Visual Context Modelling to improve security and logistics monitoring (2009-2012)

The ViCoMo project is developing advanced video-interpretation algorithms to enhance images acquired with multiple camera systems. By modelling the context in which such systems are used, ViCoMo will significantly improve the intelligence of visual systems and enable recognition of the behaviour of persons, objects and events in a 3D view. The project will enable advanced content and contextbased applications in surveillance and security, and transport/logistics with spin-offs in the consumer and multimedia domains.

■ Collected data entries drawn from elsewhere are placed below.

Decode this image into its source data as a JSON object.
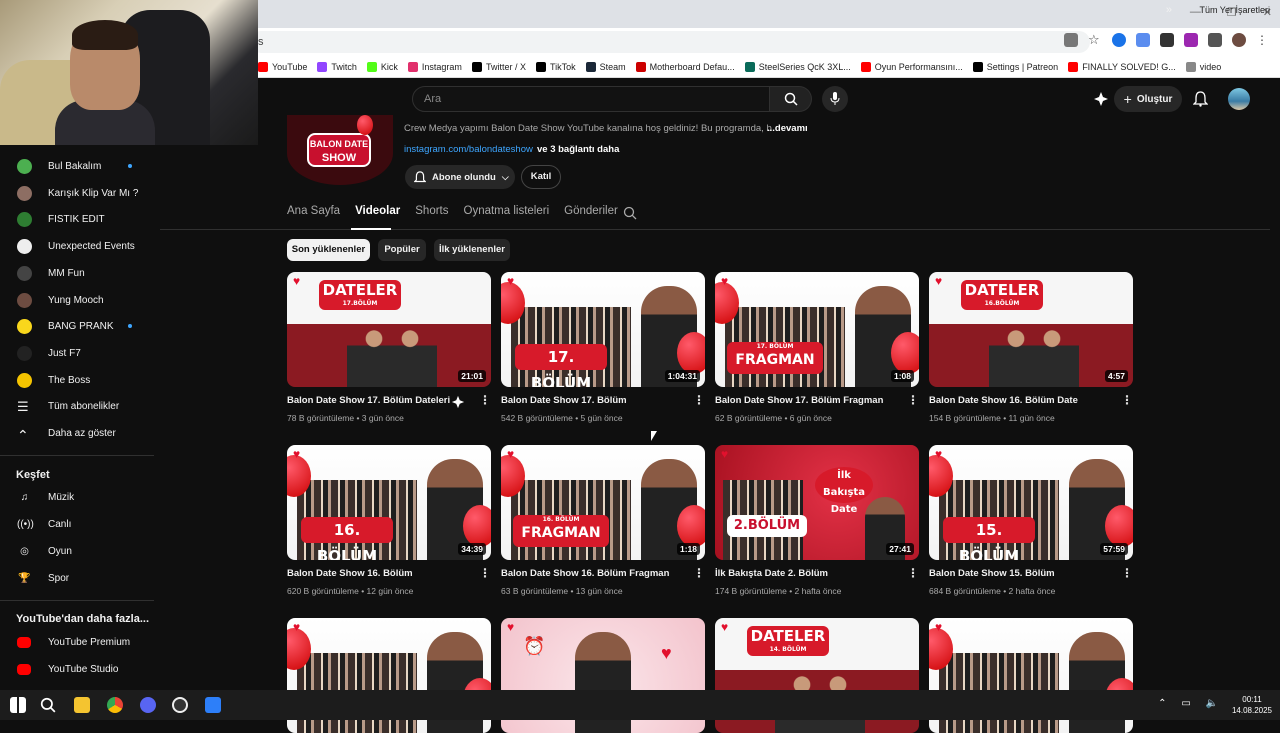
{
  "browser": {
    "omnibox_text": "s",
    "bookmarks": [
      {
        "label": "YouTube",
        "color": "#ff0000"
      },
      {
        "label": "Twitch",
        "color": "#9146ff"
      },
      {
        "label": "Kick",
        "color": "#53fc18"
      },
      {
        "label": "Instagram",
        "color": "#e1306c"
      },
      {
        "label": "Twitter / X",
        "color": "#000000"
      },
      {
        "label": "TikTok",
        "color": "#000000"
      },
      {
        "label": "Steam",
        "color": "#1b2838"
      },
      {
        "label": "Motherboard Defau...",
        "color": "#cc0000"
      },
      {
        "label": "SteelSeries QcK 3XL...",
        "color": "#0a6b5a"
      },
      {
        "label": "Oyun Performansını...",
        "color": "#ff0000"
      },
      {
        "label": "Settings | Patreon",
        "color": "#000000"
      },
      {
        "label": "FINALLY SOLVED! G...",
        "color": "#ff0000"
      },
      {
        "label": "video",
        "color": "#888888"
      }
    ],
    "more_bookmarks": "»",
    "all_bookmarks": "Tüm Yer İşaretleri"
  },
  "youtube": {
    "search_placeholder": "Ara",
    "create_label": "Oluştur"
  },
  "sidebar": {
    "subscriptions": [
      {
        "label": "Bul Bakalım",
        "color": "#4caf50",
        "dot": true
      },
      {
        "label": "Karışık Klip Var Mı ?",
        "color": "#8d6e63",
        "dot": false
      },
      {
        "label": "FISTIK EDIT",
        "color": "#2e7d32",
        "dot": false
      },
      {
        "label": "Unexpected Events",
        "color": "#eeeeee",
        "dot": false
      },
      {
        "label": "MM Fun",
        "color": "#444444",
        "dot": false
      },
      {
        "label": "Yung Mooch",
        "color": "#6d4c41",
        "dot": false
      },
      {
        "label": "BANG PRANK",
        "color": "#f9d71c",
        "dot": true
      },
      {
        "label": "Just F7",
        "color": "#222222",
        "dot": false
      },
      {
        "label": "The Boss",
        "color": "#f5c400",
        "dot": false
      },
      {
        "label": "Tüm abonelikler",
        "color": "",
        "dot": false
      },
      {
        "label": "Daha az göster",
        "color": "",
        "dot": false
      }
    ],
    "explore_title": "Keşfet",
    "explore": [
      {
        "label": "Müzik",
        "icon": "music-icon"
      },
      {
        "label": "Canlı",
        "icon": "live-icon"
      },
      {
        "label": "Oyun",
        "icon": "gaming-icon"
      },
      {
        "label": "Spor",
        "icon": "trophy-icon"
      }
    ],
    "more_title": "YouTube'dan daha fazla...",
    "more": [
      {
        "label": "YouTube Premium"
      },
      {
        "label": "YouTube Studio"
      }
    ]
  },
  "channel": {
    "logo_line1": "BALON DATE",
    "logo_line2": "SHOW",
    "description": "Crew Medya yapımı Balon Date Show YouTube kanalına hoş geldiniz! Bu programda, b",
    "more": "...devamı",
    "link": "instagram.com/balondateshow",
    "link_more": "ve 3 bağlantı daha",
    "subscribe_label": "Abone olundu",
    "join_label": "Katıl",
    "tabs": [
      "Ana Sayfa",
      "Videolar",
      "Shorts",
      "Oynatma listeleri",
      "Gönderiler"
    ],
    "active_tab": "Videolar",
    "chips": [
      "Son yüklenenler",
      "Popüler",
      "İlk yüklenenler"
    ]
  },
  "videos": [
    {
      "title": "Balon Date Show 17. Bölüm Dateleri",
      "meta": "78 B görüntüleme • 3 gün önce",
      "duration": "21:01",
      "thumb_text": "DATELER",
      "thumb_sub": "17.BÖLÜM"
    },
    {
      "title": "Balon Date Show 17. Bölüm",
      "meta": "542 B görüntüleme • 5 gün önce",
      "duration": "1:04:31",
      "thumb_text": "17. BÖLÜM",
      "thumb_sub": ""
    },
    {
      "title": "Balon Date Show 17. Bölüm Fragman",
      "meta": "62 B görüntüleme • 6 gün önce",
      "duration": "1:08",
      "thumb_text": "FRAGMAN",
      "thumb_sub": "17. BÖLÜM"
    },
    {
      "title": "Balon Date Show 16. Bölüm Date",
      "meta": "154 B görüntüleme • 11 gün önce",
      "duration": "4:57",
      "thumb_text": "DATELER",
      "thumb_sub": "16.BÖLÜM"
    },
    {
      "title": "Balon Date Show 16. Bölüm",
      "meta": "620 B görüntüleme • 12 gün önce",
      "duration": "34:39",
      "thumb_text": "16. BÖLÜM",
      "thumb_sub": ""
    },
    {
      "title": "Balon Date Show 16. Bölüm Fragman",
      "meta": "63 B görüntüleme • 13 gün önce",
      "duration": "1:18",
      "thumb_text": "FRAGMAN",
      "thumb_sub": "16. BÖLÜM"
    },
    {
      "title": "İlk Bakışta Date 2. Bölüm",
      "meta": "174 B görüntüleme • 2 hafta önce",
      "duration": "27:41",
      "thumb_text": "2.BÖLÜM",
      "thumb_sub": "İlk Bakışta Date"
    },
    {
      "title": "Balon Date Show 15. Bölüm",
      "meta": "684 B görüntüleme • 2 hafta önce",
      "duration": "57:59",
      "thumb_text": "15. BÖLÜM",
      "thumb_sub": ""
    },
    {
      "title": "",
      "meta": "",
      "duration": "",
      "thumb_text": "",
      "thumb_sub": ""
    },
    {
      "title": "",
      "meta": "",
      "duration": "",
      "thumb_text": "",
      "thumb_sub": ""
    },
    {
      "title": "",
      "meta": "",
      "duration": "",
      "thumb_text": "DATELER",
      "thumb_sub": "14. BÖLÜM"
    },
    {
      "title": "",
      "meta": "",
      "duration": "",
      "thumb_text": "",
      "thumb_sub": ""
    }
  ],
  "taskbar": {
    "time": "00:11",
    "date": "14.08.2025"
  }
}
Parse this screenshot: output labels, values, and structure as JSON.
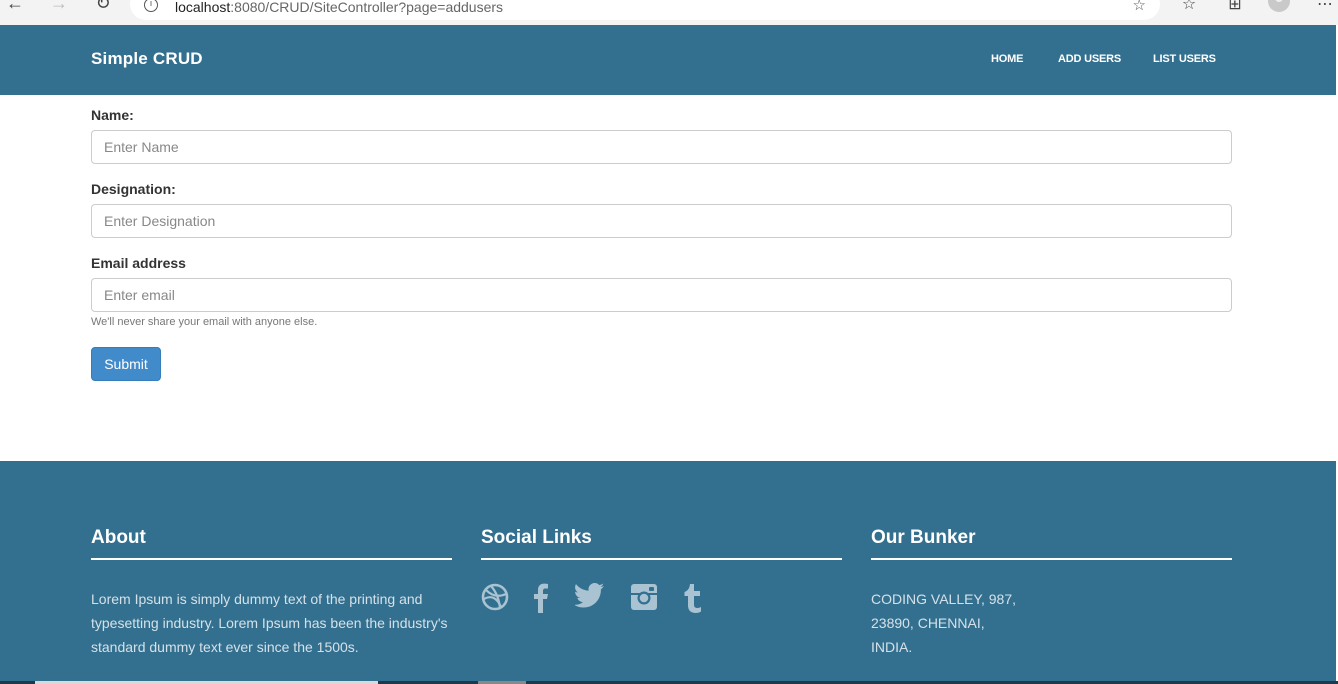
{
  "browser": {
    "url_host": "localhost",
    "url_rest": ":8080/CRUD/SiteController?page=addusers"
  },
  "header": {
    "brand": "Simple CRUD",
    "nav": [
      "HOME",
      "ADD USERS",
      "LIST USERS"
    ]
  },
  "form": {
    "name_label": "Name:",
    "name_placeholder": "Enter Name",
    "designation_label": "Designation:",
    "designation_placeholder": "Enter Designation",
    "email_label": "Email address",
    "email_placeholder": "Enter email",
    "email_help": "We'll never share your email with anyone else.",
    "submit_label": "Submit"
  },
  "footer": {
    "about_title": "About",
    "about_text": "Lorem Ipsum is simply dummy text of the printing and typesetting industry. Lorem Ipsum has been the industry's standard dummy text ever since the 1500s.",
    "social_title": "Social Links",
    "social_icons": [
      "dribbble-icon",
      "facebook-icon",
      "twitter-icon",
      "instagram-icon",
      "tumblr-icon"
    ],
    "bunker_title": "Our Bunker",
    "address_lines": [
      "CODING VALLEY, 987,",
      "23890, CHENNAI,",
      "INDIA."
    ]
  },
  "colors": {
    "header_bg": "#33708f",
    "footer_bg": "#33708f",
    "button_bg": "#428bca"
  }
}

ViCoMo will focus on visual interpretation and reasoning using context information. It will construct realistic context models to improve the decision making of complex vision systems and produce meaningful behaviour. The general goal is to find the context of events that were captured by the cameras or image sensors, and model the context to establish reliable reasoning about the event. These goals contribute to improving healthcare, security, safety and the public infrastructure in general. In addition, it supports the development of data storage, efficient retrieval and use for emerging surveillance, healthcare and data mining industries.

A novel aspect is that ViCoMo will merge the information from multiple camera sensors to build an extensive context model of the environment where the visual data was captured. This model can be used to construct a world view with the captured data and extend it with other modelling features such as distances, perspective correction and event indications. This context model is subsequently used to derive a more accurate analysis of for example an accident or the behaviour of a group of people. Besides the advances in video content analysis, the modelling also requires a new paradigm on content storage and retrieval. State-of-the-art systems store streams of consecutive video frames with time stamps whereas a ViCoMo system stores information on visual context amongst others events and objects with properties such as location, behaviour, identity and/or colour. Such information is indispensable for fast explicit reasoning about visual context and rapid decision making – and is how humans interpret visual data.

Key innovations will include: 3D environment modelling; context and metadata centric output results rather than video output; high-semantic reasoning; and information filtering significantly improving the information efficiency. The consortium intends to exploit context modelling in several domains: observation for surveillance and team training; 3D modelling of the real-world environment; observation of human behaviour for system control; and logistics control for traffic and transportation.